Besides, she said, she doesn’t want Brookfield to lose its “country atmosphere.”
“You want to change it into a Hubbard atmosphere or a Girard atmosphere,” Dolan said. “I think that’s why a lot of people are against the zoning, because you want to change the atmosphere of the township.”
“I understand what you’re saying. I’ve lived here my whole life,” Haun said. “I think you can have both.”
Burkholder added that zoning is “not just for business.”
“It’s also to regulate that country feel so you can retain it,” he said. “In a township with no zoning, there is nothing stopping you from coming into your nice, country town and putting in a marijuana farm next door, or a chicken farm, or some other noxious, loud nuisance next door. If you want to retain the character of the neighborhood or the township, zoning is absolutely the only way to do it.”

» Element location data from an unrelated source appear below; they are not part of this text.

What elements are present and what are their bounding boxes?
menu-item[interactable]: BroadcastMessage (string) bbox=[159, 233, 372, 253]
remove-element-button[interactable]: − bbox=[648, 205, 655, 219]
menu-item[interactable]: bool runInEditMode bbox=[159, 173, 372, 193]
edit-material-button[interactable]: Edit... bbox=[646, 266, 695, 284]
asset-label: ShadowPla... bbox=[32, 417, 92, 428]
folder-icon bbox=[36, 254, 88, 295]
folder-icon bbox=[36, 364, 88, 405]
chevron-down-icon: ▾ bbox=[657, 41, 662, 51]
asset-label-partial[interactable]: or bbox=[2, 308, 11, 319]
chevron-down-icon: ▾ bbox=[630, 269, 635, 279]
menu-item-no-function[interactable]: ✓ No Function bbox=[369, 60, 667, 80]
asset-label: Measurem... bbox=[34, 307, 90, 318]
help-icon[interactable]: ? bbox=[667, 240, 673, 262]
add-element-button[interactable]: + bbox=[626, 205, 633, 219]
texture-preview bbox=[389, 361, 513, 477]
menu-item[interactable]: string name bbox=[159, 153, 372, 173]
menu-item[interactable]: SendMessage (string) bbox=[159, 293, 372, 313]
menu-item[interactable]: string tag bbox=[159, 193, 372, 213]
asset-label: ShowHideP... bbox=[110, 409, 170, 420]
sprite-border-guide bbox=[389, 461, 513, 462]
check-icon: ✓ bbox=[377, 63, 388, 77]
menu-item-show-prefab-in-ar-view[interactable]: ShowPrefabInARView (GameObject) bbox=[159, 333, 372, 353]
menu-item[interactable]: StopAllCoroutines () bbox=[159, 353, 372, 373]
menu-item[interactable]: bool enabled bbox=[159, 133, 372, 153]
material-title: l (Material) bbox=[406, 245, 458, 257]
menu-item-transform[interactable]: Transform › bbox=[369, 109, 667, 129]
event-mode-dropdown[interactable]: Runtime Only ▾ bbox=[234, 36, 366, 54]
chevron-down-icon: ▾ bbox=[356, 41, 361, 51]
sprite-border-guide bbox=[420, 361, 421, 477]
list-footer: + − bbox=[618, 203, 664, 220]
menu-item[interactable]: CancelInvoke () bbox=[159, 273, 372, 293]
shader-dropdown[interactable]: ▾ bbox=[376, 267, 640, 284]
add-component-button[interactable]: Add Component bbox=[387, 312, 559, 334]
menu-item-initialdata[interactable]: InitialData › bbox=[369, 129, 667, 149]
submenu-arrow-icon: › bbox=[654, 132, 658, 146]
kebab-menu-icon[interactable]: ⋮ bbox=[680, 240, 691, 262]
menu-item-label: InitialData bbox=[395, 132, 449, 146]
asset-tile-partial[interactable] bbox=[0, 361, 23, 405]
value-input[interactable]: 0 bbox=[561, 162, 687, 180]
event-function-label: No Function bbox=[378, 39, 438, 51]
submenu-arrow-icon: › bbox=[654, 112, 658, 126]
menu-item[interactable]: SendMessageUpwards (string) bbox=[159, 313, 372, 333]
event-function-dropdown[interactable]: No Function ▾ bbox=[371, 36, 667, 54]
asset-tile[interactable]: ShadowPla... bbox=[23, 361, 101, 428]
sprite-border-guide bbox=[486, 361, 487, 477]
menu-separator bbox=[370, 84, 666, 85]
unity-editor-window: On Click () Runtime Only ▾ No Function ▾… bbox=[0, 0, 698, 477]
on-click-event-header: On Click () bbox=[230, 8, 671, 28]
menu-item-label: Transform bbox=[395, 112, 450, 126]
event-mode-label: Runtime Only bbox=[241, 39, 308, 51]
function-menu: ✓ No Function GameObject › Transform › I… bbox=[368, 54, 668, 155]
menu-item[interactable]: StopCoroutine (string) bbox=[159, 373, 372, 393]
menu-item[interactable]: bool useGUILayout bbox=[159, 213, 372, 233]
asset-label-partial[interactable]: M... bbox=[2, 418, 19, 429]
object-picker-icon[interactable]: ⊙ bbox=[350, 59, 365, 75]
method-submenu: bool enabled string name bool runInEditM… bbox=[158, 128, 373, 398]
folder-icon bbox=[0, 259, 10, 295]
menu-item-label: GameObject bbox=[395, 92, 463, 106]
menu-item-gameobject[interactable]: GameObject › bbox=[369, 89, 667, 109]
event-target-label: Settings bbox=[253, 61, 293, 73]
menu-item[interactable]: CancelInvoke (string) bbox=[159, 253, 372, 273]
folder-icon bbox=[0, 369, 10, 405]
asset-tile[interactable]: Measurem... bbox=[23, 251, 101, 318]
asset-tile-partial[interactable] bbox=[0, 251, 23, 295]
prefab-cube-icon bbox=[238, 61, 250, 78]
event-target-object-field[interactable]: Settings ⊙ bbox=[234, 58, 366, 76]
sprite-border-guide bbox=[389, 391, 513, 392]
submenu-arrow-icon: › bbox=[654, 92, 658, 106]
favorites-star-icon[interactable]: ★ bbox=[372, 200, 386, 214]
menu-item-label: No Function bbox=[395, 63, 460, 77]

Brookfield Township Zoning Commission Alternate Member Leyla Sartori said she attended a zoning board meeting in Hartford and came away feeling that that board was trying to do exactly what Dolan advocated.
“They weren’t in there doing these plannings for these big, huge pushes for major industrial things going on,” Sartori said. “It was definitely about preservation of the township and that community and keeping it intact, keeping it that way. I think it would be very similar to how ours would work.”
Dolan said the meeting gave her food for thought.
“I’m working on it,” she said, when asked if she was for or against zoning. “I’ve been against it, but I’m working on different things on what they’ve said.”